20-09 Understanding how bovine respiratory disease risk factors promote development of pneumonia as a strategy to develop novel methods to prevent disease
Research Lead: Dr. Jeff Caswell , University of Guelph
Executive Summary
Risk factors for bovine respiratory disease (BRD)— stress, virus infection, and adverse weather conditions—have been assumed to cause "immunosuppression" that predisposes to bacterial infection. Our recent data indicates an alternative, that these risk factors promote respiratory tract inflammation, which harmfully changes how the calf responds to subsequent bacterial infection of the respiratory tract. The distinction is important because it redirects strategies for disease prevention and risk assessment, thus aiming to minimize rather than enhance immune-inflammatory responses during this risk period.
This research focuses on inflammation during the early risk period before infection becomes established, whereas the later role of infection-induced inflammation in damaging lung tissue is already well-known. We have shown that inflammation in healthy calves arriving to feedlots leads to adverse disease outcomes. The next step is to evaluate how BRD risk factors promote inflammation within the respiratory tract. The approach involves comparison of controls to recently weaned and/or comingled beef calves, to identify evidence of excessive inflammatory responses and the biologic mechanisms underlying these abnormal responses. These advances are targeted to develop alternatives to antibiotics for disease prevention and more effective tools to assess BRD risk.

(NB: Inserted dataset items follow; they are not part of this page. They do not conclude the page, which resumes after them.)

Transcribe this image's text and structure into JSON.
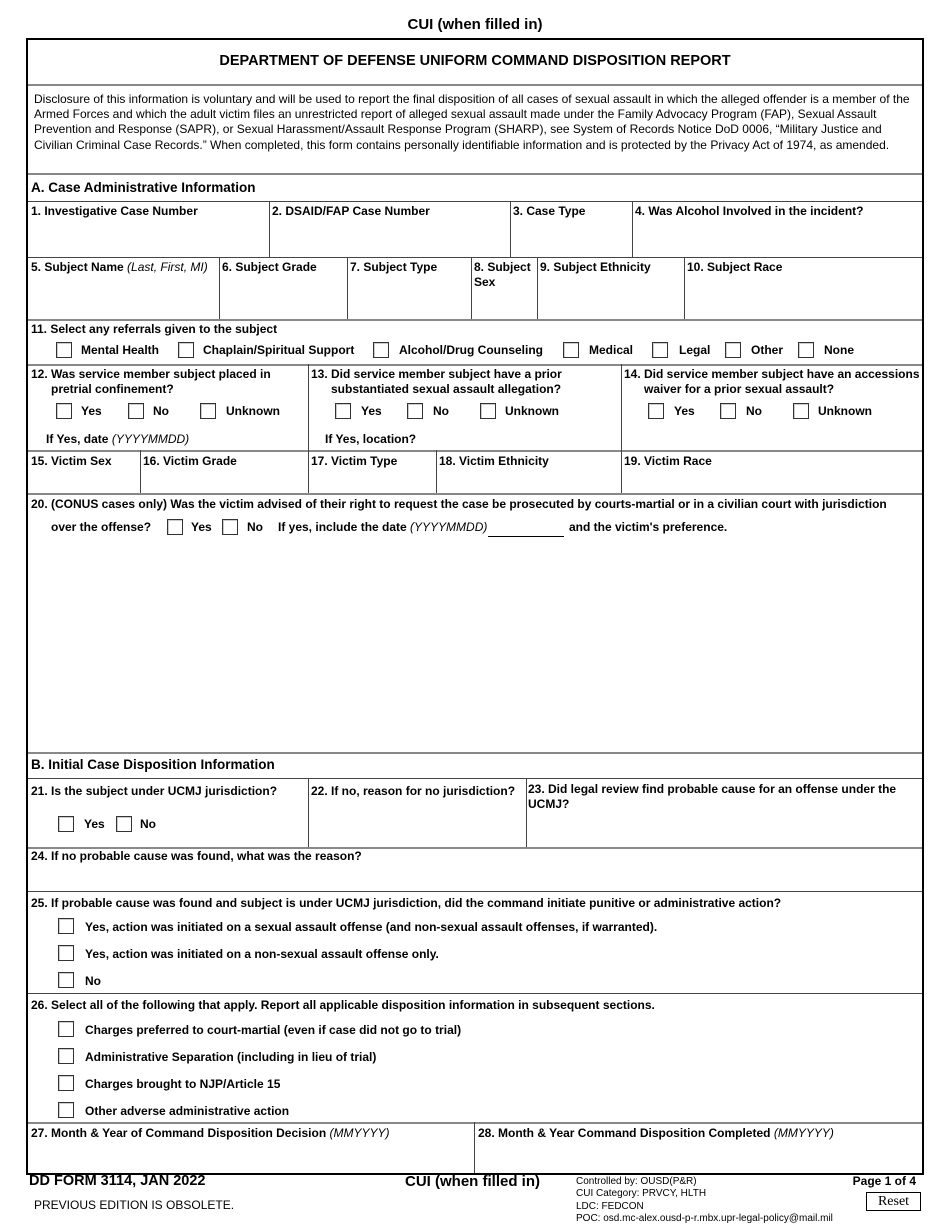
{
  "header": {
    "cui_top": "CUI (when filled in)",
    "title": "DEPARTMENT OF DEFENSE UNIFORM COMMAND DISPOSITION REPORT",
    "disclosure": "Disclosure of this information is voluntary and will be used to report the final disposition of all cases of sexual assault in which the alleged offender is a member of the Armed Forces and which the adult victim files an unrestricted report of alleged sexual assault made under the Family Advocacy Program (FAP), Sexual Assault Prevention and Response (SAPR), or Sexual Harassment/Assault Response Program (SHARP), see System of Records Notice DoD 0006, “Military Justice and Civilian Criminal Case Records.”  When completed, this form contains personally identifiable information and is protected by the Privacy Act of 1974, as amended."
  },
  "section_a": {
    "title": "A. Case Administrative Information",
    "f1": "1. Investigative Case Number",
    "f2": "2. DSAID/FAP Case Number",
    "f3": "3. Case Type",
    "f4": "4. Was Alcohol Involved in the incident?",
    "f5": "5. Subject Name",
    "f5_hint": "(Last, First, MI)",
    "f6": "6. Subject Grade",
    "f7": "7. Subject Type",
    "f8": "8. Subject Sex",
    "f9": "9. Subject Ethnicity",
    "f10": "10. Subject Race",
    "f11": "11. Select any referrals given to the subject",
    "f11_options": [
      "Mental Health",
      "Chaplain/Spiritual Support",
      "Alcohol/Drug Counseling",
      "Medical",
      "Legal",
      "Other",
      "None"
    ],
    "f12": "12. Was service member subject placed in pretrial confinement?",
    "f13": "13. Did service member subject have a prior substantiated sexual assault allegation?",
    "f14": "14. Did service member subject have an accessions waiver for a prior sexual assault?",
    "yes_no_unknown": [
      "Yes",
      "No",
      "Unknown"
    ],
    "f12_date": "If Yes, date",
    "f12_date_hint": "(YYYYMMDD)",
    "f13_location": "If Yes, location?",
    "f15": "15. Victim Sex",
    "f16": "16. Victim Grade",
    "f17": "17. Victim Type",
    "f18": "18. Victim Ethnicity",
    "f19": "19. Victim Race",
    "f20_line1": "20. (CONUS cases only) Was the victim advised of their right to request the case be prosecuted by courts-martial or in a civilian court with jurisdiction",
    "f20_line2": "over the offense?",
    "f20_yes": "Yes",
    "f20_no": "No",
    "f20_date": "If yes, include the date",
    "f20_date_hint": "(YYYYMMDD)",
    "f20_pref": "and the victim's preference."
  },
  "section_b": {
    "title": "B. Initial Case Disposition Information",
    "f21": "21. Is the subject under UCMJ jurisdiction?",
    "f21_yes": "Yes",
    "f21_no": "No",
    "f22": "22. If no, reason for no jurisdiction?",
    "f23": "23. Did legal review find probable cause for an offense under the UCMJ?",
    "f24": "24. If no probable cause was found, what was the reason?",
    "f25": "25. If probable cause was found and subject is under UCMJ jurisdiction, did the command initiate punitive or administrative action?",
    "f25_options": [
      "Yes, action was initiated on a sexual assault offense (and non-sexual assault offenses, if warranted).",
      "Yes, action was initiated on a non-sexual assault offense only.",
      "No"
    ],
    "f26": "26. Select all of the following that apply. Report all applicable disposition information in subsequent sections.",
    "f26_options": [
      "Charges preferred to court-martial (even if case did not go to trial)",
      "Administrative Separation (including in lieu of trial)",
      "Charges brought to NJP/Article 15",
      "Other adverse administrative action"
    ],
    "f27": "27. Month & Year of Command Disposition Decision",
    "f27_hint": "(MMYYYY)",
    "f28": "28. Month & Year Command Disposition Completed",
    "f28_hint": "(MMYYYY)"
  },
  "footer": {
    "form_id": "DD FORM 3114, JAN 2022",
    "obsolete": "PREVIOUS EDITION IS OBSOLETE.",
    "cui": "CUI (when filled in)",
    "controlled_by": "Controlled by: OUSD(P&R)",
    "cui_category": "CUI Category: PRVCY, HLTH",
    "ldc": "LDC: FEDCON",
    "poc": "POC: osd.mc-alex.ousd-p-r.mbx.upr-legal-policy@mail.mil",
    "page": "Page 1 of 4",
    "reset_label": "Reset"
  }
}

Thus, the proposed work addresses the research priorities of Animal Health, and specifically "Alternatives to antimicrobials for infection and disease management actively developing", "Calves are more robust, require less pharmaceutical intervention and regain optimal growth rates more quickly", "Develop management programs that utilize genetics, nutrition, welfare biosecurity and environmental management to produce robust cattle with reduced reliance on other treatments".